Social networking sites as innocent as LinkedIn and as provocative as Twitter (have you seen my stream?) have now become a personal branding vehicle for many professionals. Some of us have had the unfortunate experience of losing a job we barely had thanks to social networking. Others have seen it as the boost to their career they have been wanting for years. Let’s talk about security in the context of the latter.

Sarasota Design Conference, by eschipul

When I moved my blog to a setup I administered, I made two commitments to myself. The first is that I would make frequent backups because there has yet to be a flawless content management system introduced to the market and I could only assume I would have some kind of security problem along the way. The second was that I would pay money to wrap my entire blog inside an SSL stream.

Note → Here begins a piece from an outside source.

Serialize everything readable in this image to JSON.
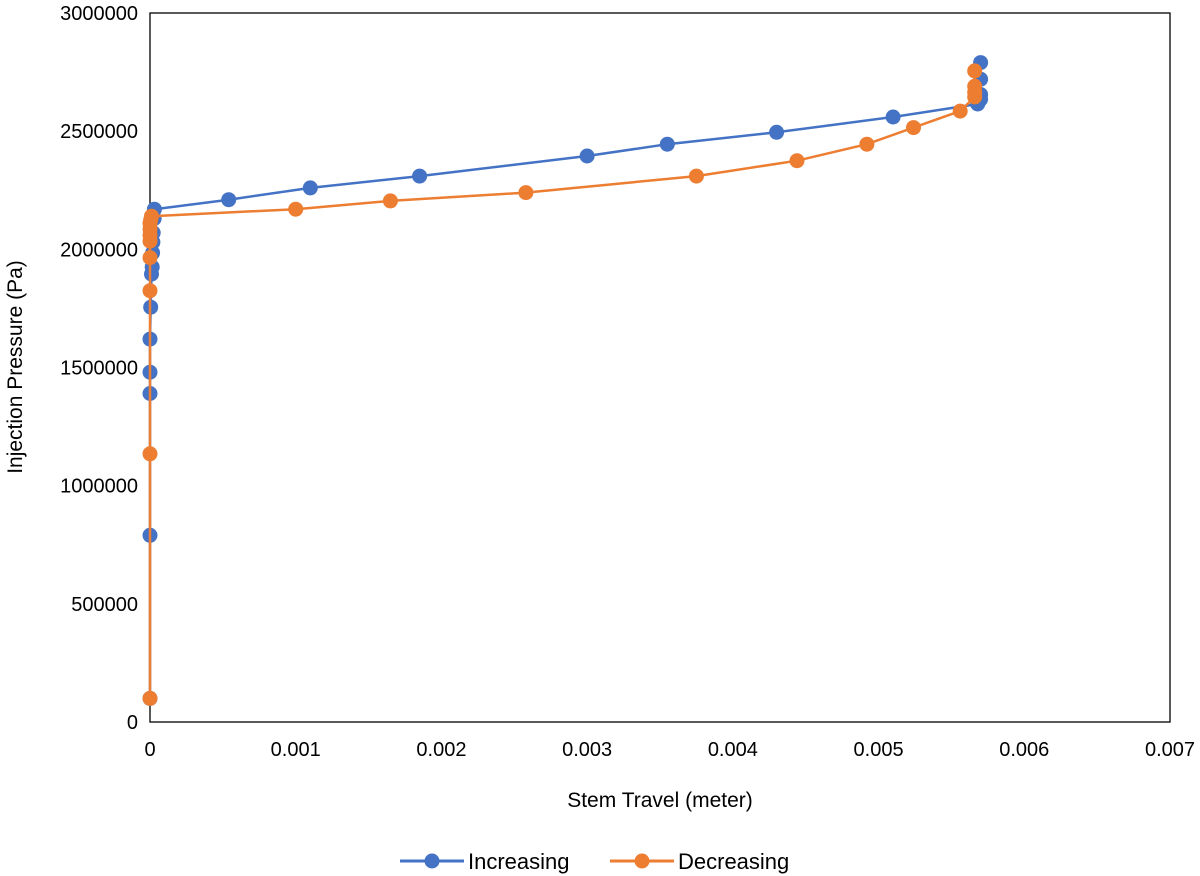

My primary goal with forcing all of the traffic through and SSL tunnel was to seamlessly provide a way for me to connect and administer the content from anywhere (like a coffee shop I frequent) without fear of my credentials being snooped. Like most of us out there, I’ve hacked together some security tricks that work 95% of the time, but require some attention when they break. I didn’t want to be fiddling with a broken SSL stream when I had an inspiration for the next pile of brain vomit for my blog.

While I realize that at some point in my life my site will probably be hacked (odds are NOT on my side here), I’d rather it be because of a software bug and not my credentials being stolen.

But what does that mean for those of us that choose to further build our brand and professional identity through other social networking sites like Twitter, Facebook, and LinkedIn?

Not only are strong passwords a requirement, but it is critical to ensure the sites you use take adequate precautions to protect your credentials during the login process. It’s one thing to log into a site that does not protect credentials when you are sitting on your couch, but it is entirely another problem when you are on the road trusting your hotel, coffee shop, pub, or airport to protect your credentials in-flight.

The hope for the hacked is the event only becomes an embarrassment. Many of the compromises I have seen are not taken seriously enough to tarnish someone’s reputation, even if it stands as a permanent embarrassment that the guy that had it happen to him. The more sophisticated attacks create significant cause for concern. If malware-laced links all the sudden started showing up on your social media stage, you may become part of a launch vehicle for malware. If you frequently post links to other sites or news items, the likelihood of a follower clicking a malicious link greatly increases.

What can you do? The first step is to make sure that you actually take password complexity seriously. There are too many tools available to create and securely store random passwords for these sites to claim that you can’t remember yet another password.

The second is to consciously be aware of which sites allow you to submit passwords in the clear. Facebook, for example, handles login credentials over SSL streams. What about your blog software? Be conscious of where and how you log into these sites.

Finally, check yourself out! Sure, you can do it in front of a mirror and do your own special version of Blue Steel, or more productively you can regularly review your social media sites and look for strange activity. If you run a blog, be sure your software is up to date, and regularly review it for hidden links.

Don’t be afraid to use these tools, but be aware of what can happen once you have a following. Protect your online persona just like you protect your physical one!